Q2. What is the formula for the distance of a point from a line? The distance of point (x₁, y₁) from line Ax + By + C = 0 is: d = |Ax₁ + By₁ + C| / √(A² + B²)
Q3. How do we find the angle between two lines? If slopes are m₁ and m₂, the angle θ between them is: tan θ = |(m₁ − m₂)/(1 + m₁m₂)|
Q4. What is the condition for three lines to be concurrent? Three lines are concurrent if the point of intersection of any two lines satisfies the equation of the third line.
Q5. Why is the Miscellaneous Exercise important for board exams? This exercise contains higher-order application problems that are frequently asked in CBSE board exams and JEE. It tests conceptual understanding and the ability to apply multiple formulas together.

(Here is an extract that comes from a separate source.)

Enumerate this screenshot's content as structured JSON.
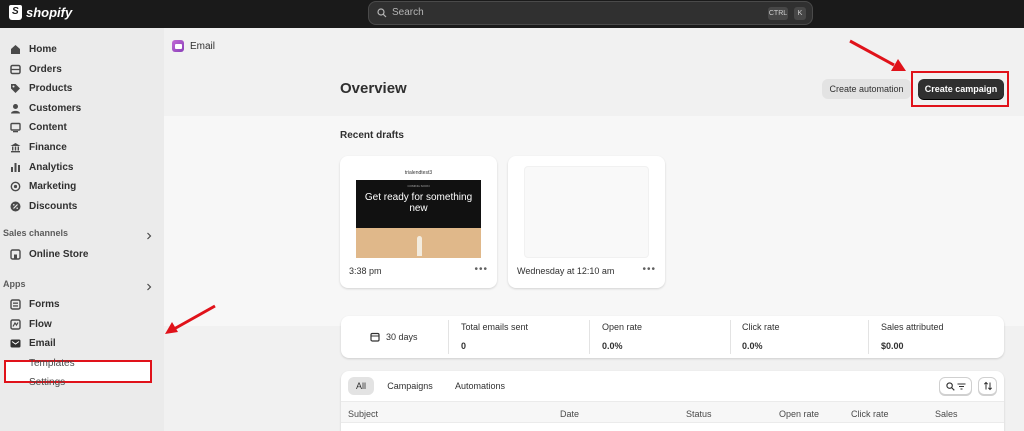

Q6. How can students prepare effectively for this exercise? Students should thoroughly revise all forms of equations of a line, key formulas like distance formula, angle formula, and practice all 24 questions with step-by-step solutions for best results.